West Virginia legislators haven’t agreed on much this session.

But unity will be the name of the game today in Charleston as Republicans and Democrats take time to honor a trailblazing West Virginian.

Legislators want Congress and NASA to join them in paying tribute to Dr. Katherine Johnson.

She’s a White Sulphur Springs native, who was the centerpiece of a major motion picture released in January.

“Hidden Figures” brought to the big screen the story about how she and two other African-American women helped launch astronaut John Glenn into space. The visionary trio are credited with crossing gender and race lines during their time at NASA that helped turn about the nation’s Space Race.

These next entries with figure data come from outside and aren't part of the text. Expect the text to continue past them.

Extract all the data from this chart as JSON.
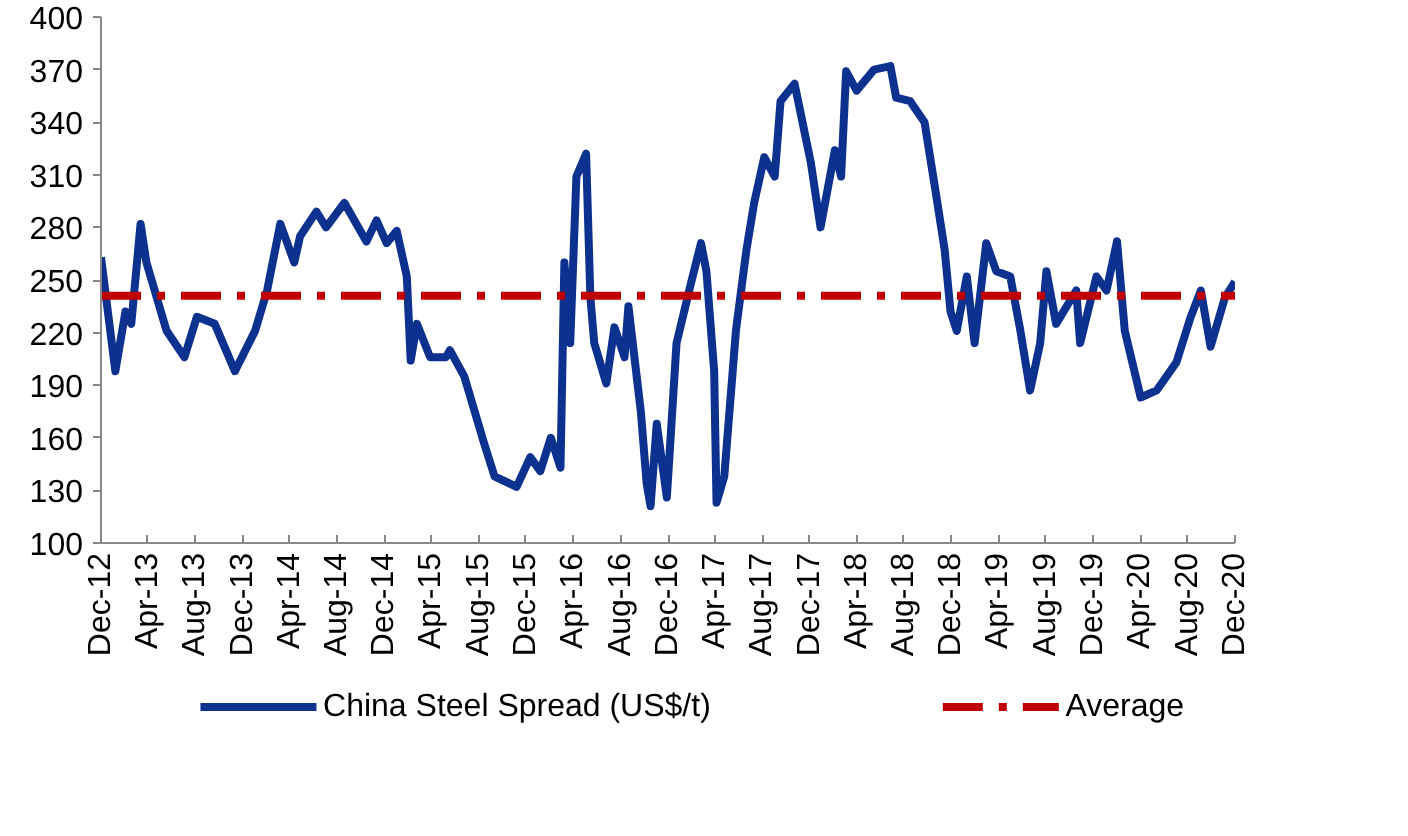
{
  "chart_data": {
    "type": "line",
    "x": [
      "2012-12-01",
      "2013-01-07",
      "2013-02-02",
      "2013-02-17",
      "2013-03-13",
      "2013-03-28",
      "2013-05-19",
      "2013-07-04",
      "2013-08-05",
      "2013-09-20",
      "2013-11-11",
      "2014-01-02",
      "2014-02-02",
      "2014-03-08",
      "2014-04-13",
      "2014-04-28",
      "2014-06-09",
      "2014-07-04",
      "2014-08-20",
      "2014-10-16",
      "2014-11-11",
      "2014-12-07",
      "2015-01-02",
      "2015-01-28",
      "2015-02-07",
      "2015-02-23",
      "2015-03-29",
      "2015-05-09",
      "2015-05-19",
      "2015-06-25",
      "2015-08-15",
      "2015-09-11",
      "2015-11-07",
      "2015-12-12",
      "2016-01-07",
      "2016-02-03",
      "2016-02-28",
      "2016-03-09",
      "2016-03-24",
      "2016-04-09",
      "2016-05-04",
      "2016-05-15",
      "2016-05-25",
      "2016-06-25",
      "2016-07-16",
      "2016-08-11",
      "2016-08-21",
      "2016-09-22",
      "2016-10-07",
      "2016-10-17",
      "2016-11-02",
      "2016-11-28",
      "2016-12-23",
      "2017-01-29",
      "2017-02-24",
      "2017-03-10",
      "2017-03-30",
      "2017-04-05",
      "2017-04-25",
      "2017-05-25",
      "2017-06-21",
      "2017-07-11",
      "2017-08-06",
      "2017-09-02",
      "2017-09-17",
      "2017-10-23",
      "2017-12-04",
      "2017-12-29",
      "2018-02-04",
      "2018-02-20",
      "2018-03-05",
      "2018-04-01",
      "2018-05-16",
      "2018-06-27",
      "2018-07-12",
      "2018-08-17",
      "2018-09-23",
      "2018-10-24",
      "2018-11-14",
      "2018-11-29",
      "2018-12-15",
      "2019-01-10",
      "2019-01-30",
      "2019-03-01",
      "2019-03-27",
      "2019-05-02",
      "2019-05-28",
      "2019-06-22",
      "2019-07-18",
      "2019-08-03",
      "2019-08-28",
      "2019-10-19",
      "2019-10-29",
      "2019-12-10",
      "2020-01-05",
      "2020-02-01",
      "2020-02-21",
      "2020-04-02",
      "2020-05-13",
      "2020-07-03",
      "2020-08-09",
      "2020-09-04",
      "2020-09-29",
      "2020-11-05",
      "2020-12-01"
    ],
    "series": [
      {
        "name": "China Steel Spread (US$/t)",
        "color": "#0d318f",
        "values": [
          263,
          198,
          232,
          225,
          282,
          260,
          221,
          206,
          229,
          225,
          198,
          221,
          244,
          282,
          260,
          275,
          289,
          280,
          294,
          272,
          284,
          271,
          278,
          252,
          204,
          225,
          206,
          206,
          210,
          195,
          157,
          138,
          132,
          149,
          141,
          160,
          143,
          260,
          214,
          309,
          322,
          240,
          214,
          191,
          223,
          206,
          235,
          175,
          134,
          121,
          168,
          126,
          214,
          248,
          271,
          255,
          198,
          123,
          138,
          221,
          267,
          294,
          320,
          309,
          352,
          362,
          317,
          280,
          324,
          309,
          369,
          358,
          370,
          372,
          354,
          352,
          340,
          297,
          267,
          232,
          221,
          252,
          214,
          271,
          255,
          252,
          221,
          187,
          214,
          255,
          225,
          244,
          214,
          252,
          244,
          272,
          221,
          183,
          187,
          203,
          229,
          244,
          212,
          240,
          249
        ]
      }
    ],
    "ref_lines": [
      {
        "axis": "y",
        "value": 241,
        "label": "Average",
        "color": "#c00000",
        "line_style": "dashdot"
      }
    ],
    "ylim": [
      100,
      400
    ],
    "yticks": [
      100,
      130,
      160,
      190,
      220,
      250,
      280,
      310,
      340,
      370,
      400
    ],
    "xlim": [
      "2012-12-01",
      "2020-12-01"
    ],
    "xticks": [
      {
        "value": "2012-12-01",
        "label": "Dec-12"
      },
      {
        "value": "2013-04-01",
        "label": "Apr-13"
      },
      {
        "value": "2013-08-01",
        "label": "Aug-13"
      },
      {
        "value": "2013-12-01",
        "label": "Dec-13"
      },
      {
        "value": "2014-04-01",
        "label": "Apr-14"
      },
      {
        "value": "2014-08-01",
        "label": "Aug-14"
      },
      {
        "value": "2014-12-01",
        "label": "Dec-14"
      },
      {
        "value": "2015-04-01",
        "label": "Apr-15"
      },
      {
        "value": "2015-08-01",
        "label": "Aug-15"
      },
      {
        "value": "2015-12-01",
        "label": "Dec-15"
      },
      {
        "value": "2016-04-01",
        "label": "Apr-16"
      },
      {
        "value": "2016-08-01",
        "label": "Aug-16"
      },
      {
        "value": "2016-12-01",
        "label": "Dec-16"
      },
      {
        "value": "2017-04-01",
        "label": "Apr-17"
      },
      {
        "value": "2017-08-01",
        "label": "Aug-17"
      },
      {
        "value": "2017-12-01",
        "label": "Dec-17"
      },
      {
        "value": "2018-04-01",
        "label": "Apr-18"
      },
      {
        "value": "2018-08-01",
        "label": "Aug-18"
      },
      {
        "value": "2018-12-01",
        "label": "Dec-18"
      },
      {
        "value": "2019-04-01",
        "label": "Apr-19"
      },
      {
        "value": "2019-08-01",
        "label": "Aug-19"
      },
      {
        "value": "2019-12-01",
        "label": "Dec-19"
      },
      {
        "value": "2020-04-01",
        "label": "Apr-20"
      },
      {
        "value": "2020-08-01",
        "label": "Aug-20"
      },
      {
        "value": "2020-12-01",
        "label": "Dec-20"
      }
    ],
    "grid": false,
    "legend": "bottom",
    "line_style": "solid"
  }
}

Johnson, 98, worked as a mathematician for the space agency for more than 30 years. Within a few weeks of arriving at the Langley Research Center she began working in the Spacecraft Dynamics Branch of the Flight Dynamics and Control Division.

Her mathematical skills during her NASA tenure were crucial to every American space program in the 20th century, according to officials.

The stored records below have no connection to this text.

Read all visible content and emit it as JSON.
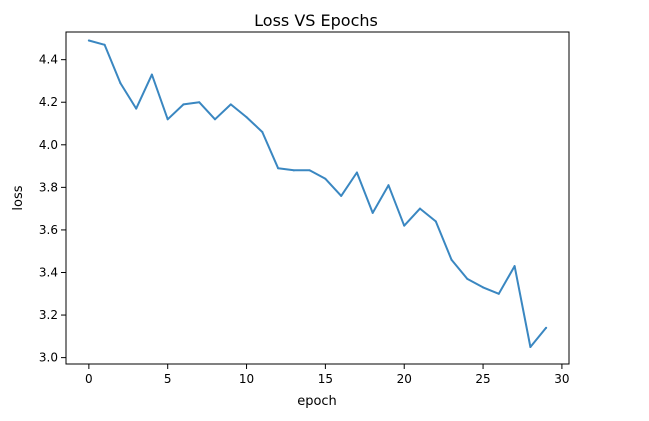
{
  "chart_data": {
    "type": "line",
    "title": "Loss VS Epochs",
    "xlabel": "epoch",
    "ylabel": "loss",
    "xlim": [
      -1.45,
      30.45
    ],
    "ylim": [
      2.97,
      4.53
    ],
    "xticks": [
      0,
      5,
      10,
      15,
      20,
      25,
      30
    ],
    "yticks": [
      3.0,
      3.2,
      3.4,
      3.6,
      3.8,
      4.0,
      4.2,
      4.4
    ],
    "xtick_labels": [
      "0",
      "5",
      "10",
      "15",
      "20",
      "25",
      "30"
    ],
    "ytick_labels": [
      "3.0",
      "3.2",
      "3.4",
      "3.6",
      "3.8",
      "4.0",
      "4.2",
      "4.4"
    ],
    "grid": false,
    "series": [
      {
        "color": "#3a87c1",
        "x": [
          0,
          1,
          2,
          3,
          4,
          5,
          6,
          7,
          8,
          9,
          10,
          11,
          12,
          13,
          14,
          15,
          16,
          17,
          18,
          19,
          20,
          21,
          22,
          23,
          24,
          25,
          26,
          27,
          28,
          29
        ],
        "y": [
          4.49,
          4.47,
          4.29,
          4.17,
          4.33,
          4.12,
          4.19,
          4.2,
          4.12,
          4.19,
          4.13,
          4.06,
          3.89,
          3.88,
          3.88,
          3.84,
          3.76,
          3.87,
          3.68,
          3.81,
          3.62,
          3.7,
          3.64,
          3.46,
          3.37,
          3.33,
          3.3,
          3.43,
          3.05,
          3.14
        ]
      }
    ]
  }
}
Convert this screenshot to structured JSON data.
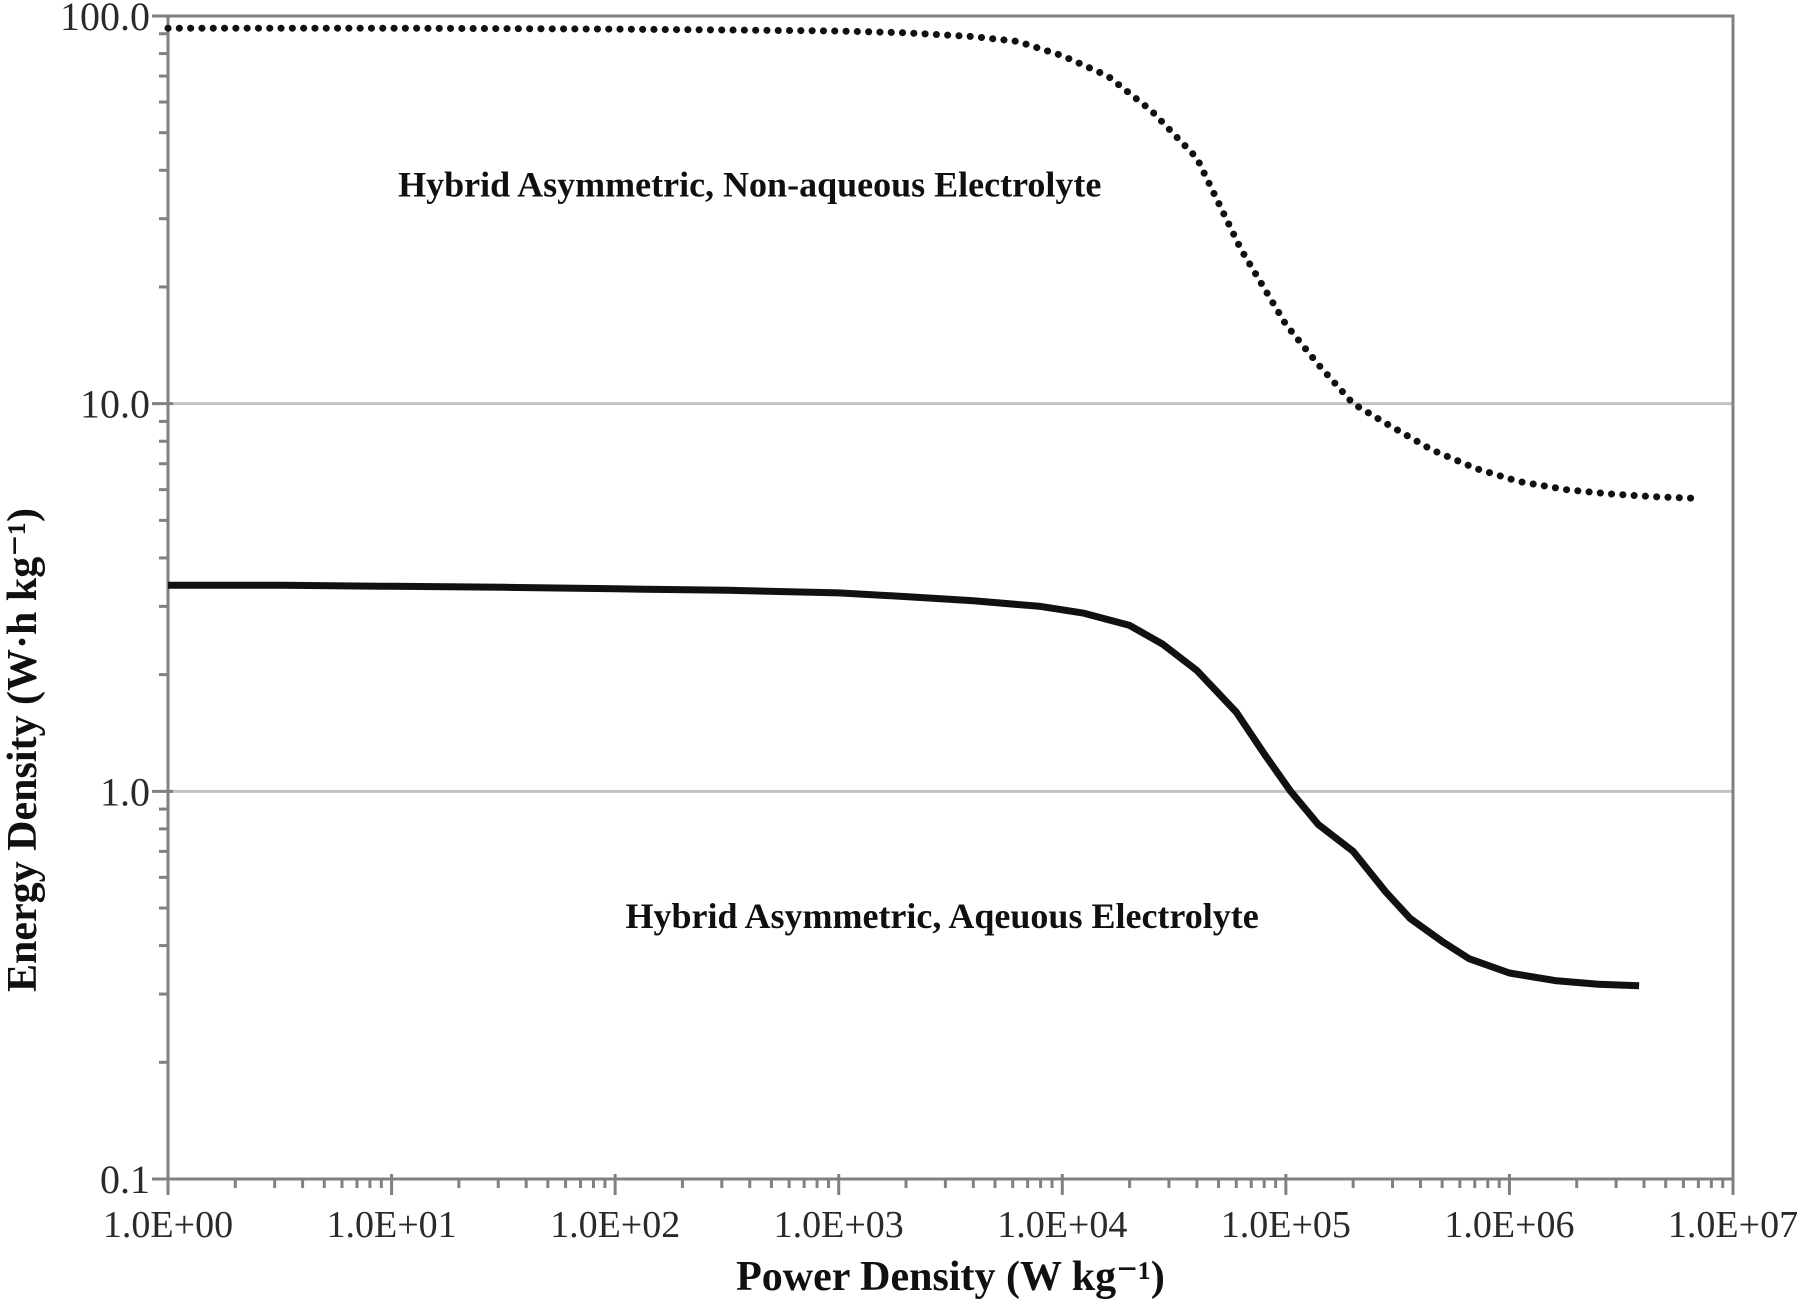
{
  "chart_data": {
    "type": "line",
    "xlabel": "Power Density (W kg⁻¹)",
    "ylabel": "Energy Density (W·h kg⁻¹)",
    "x_scale": "log",
    "y_scale": "log",
    "xlim": [
      1,
      10000000
    ],
    "ylim": [
      0.1,
      100
    ],
    "grid": "horizontal-major-only",
    "gridline_y_values": [
      10,
      1
    ],
    "legend_position": "none",
    "colors": {
      "curve": "#111111",
      "axis_border": "#808080",
      "gridline": "#c3c3c3",
      "tick_text": "#2a2a2a",
      "background": "#ffffff"
    },
    "x_ticks": [
      {
        "value": 1,
        "label": "1.0E+00"
      },
      {
        "value": 10,
        "label": "1.0E+01"
      },
      {
        "value": 100,
        "label": "1.0E+02"
      },
      {
        "value": 1000,
        "label": "1.0E+03"
      },
      {
        "value": 10000,
        "label": "1.0E+04"
      },
      {
        "value": 100000,
        "label": "1.0E+05"
      },
      {
        "value": 1000000,
        "label": "1.0E+06"
      },
      {
        "value": 10000000,
        "label": "1.0E+07"
      }
    ],
    "y_ticks": [
      {
        "value": 100,
        "label": "100.0"
      },
      {
        "value": 10,
        "label": "10.0"
      },
      {
        "value": 1,
        "label": "1.0"
      },
      {
        "value": 0.1,
        "label": "0.1"
      }
    ],
    "series": [
      {
        "name": "Hybrid Asymmetric, Non-aqueous Electrolyte",
        "style": "dotted",
        "points": [
          [
            1,
            93
          ],
          [
            3.2,
            93
          ],
          [
            10,
            93
          ],
          [
            32,
            92.8
          ],
          [
            100,
            92.5
          ],
          [
            320,
            92
          ],
          [
            1000,
            91.5
          ],
          [
            2000,
            90.5
          ],
          [
            4000,
            88.5
          ],
          [
            6300,
            86
          ],
          [
            10000,
            79
          ],
          [
            16000,
            70
          ],
          [
            25000,
            57
          ],
          [
            40000,
            43
          ],
          [
            63000,
            25
          ],
          [
            100000,
            16
          ],
          [
            140000,
            12.6
          ],
          [
            200000,
            10
          ],
          [
            280000,
            8.9
          ],
          [
            450000,
            7.6
          ],
          [
            710000,
            6.8
          ],
          [
            1100000,
            6.3
          ],
          [
            1800000,
            6.0
          ],
          [
            2800000,
            5.85
          ],
          [
            4500000,
            5.75
          ],
          [
            6800000,
            5.7
          ]
        ]
      },
      {
        "name": "Hybrid Asymmetric, Aqeuous Electrolyte",
        "style": "solid",
        "points": [
          [
            1,
            3.4
          ],
          [
            3.2,
            3.4
          ],
          [
            10,
            3.38
          ],
          [
            32,
            3.36
          ],
          [
            100,
            3.33
          ],
          [
            320,
            3.3
          ],
          [
            1000,
            3.25
          ],
          [
            2000,
            3.18
          ],
          [
            4000,
            3.1
          ],
          [
            8000,
            3.0
          ],
          [
            12500,
            2.88
          ],
          [
            20000,
            2.68
          ],
          [
            28000,
            2.4
          ],
          [
            40000,
            2.05
          ],
          [
            60000,
            1.6
          ],
          [
            80000,
            1.25
          ],
          [
            105000,
            1.0
          ],
          [
            140000,
            0.82
          ],
          [
            200000,
            0.7
          ],
          [
            280000,
            0.55
          ],
          [
            360000,
            0.47
          ],
          [
            500000,
            0.41
          ],
          [
            660000,
            0.37
          ],
          [
            1000000,
            0.34
          ],
          [
            1600000,
            0.325
          ],
          [
            2500000,
            0.318
          ],
          [
            3800000,
            0.315
          ]
        ]
      }
    ],
    "annotations": [
      {
        "text": "Hybrid Asymmetric, Non-aqueous Electrolyte",
        "p": 400,
        "e": 37
      },
      {
        "text": "Hybrid Asymmetric, Aqeuous Electrolyte",
        "p": 2900,
        "e": 0.48
      }
    ]
  }
}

Johnson calculated the trajectory for the first manned spaceflight by an American in 1961; verified the first flight calculation made by a computer for the first orbit of Earth by an American; and worked on Apollo 11 in 1969 before later working on additional shuttle and satellite programs.

That’s why state lawmakers are not only honoring her, but also asking federal officials to do the same.

A bipartisan bill urges Congress and NASA to name the NASA Independent Verification and Validation at Fairmont for Johnson.

The Clerk of the House of Delegates will forward a copy of the resolution honoring Johnson to the President and Secretary of the U.S. Senate, the Speaker and Clerk of the House of Representatives and to members of West Virginia’s congressional delegation.

President Barack Obama presented her with the Presidential Medal of Freedom, the nation’s highest civilian honor, in 2015.

Her daughter, Katherine Moore, will be present today’s legislative action in Charleston.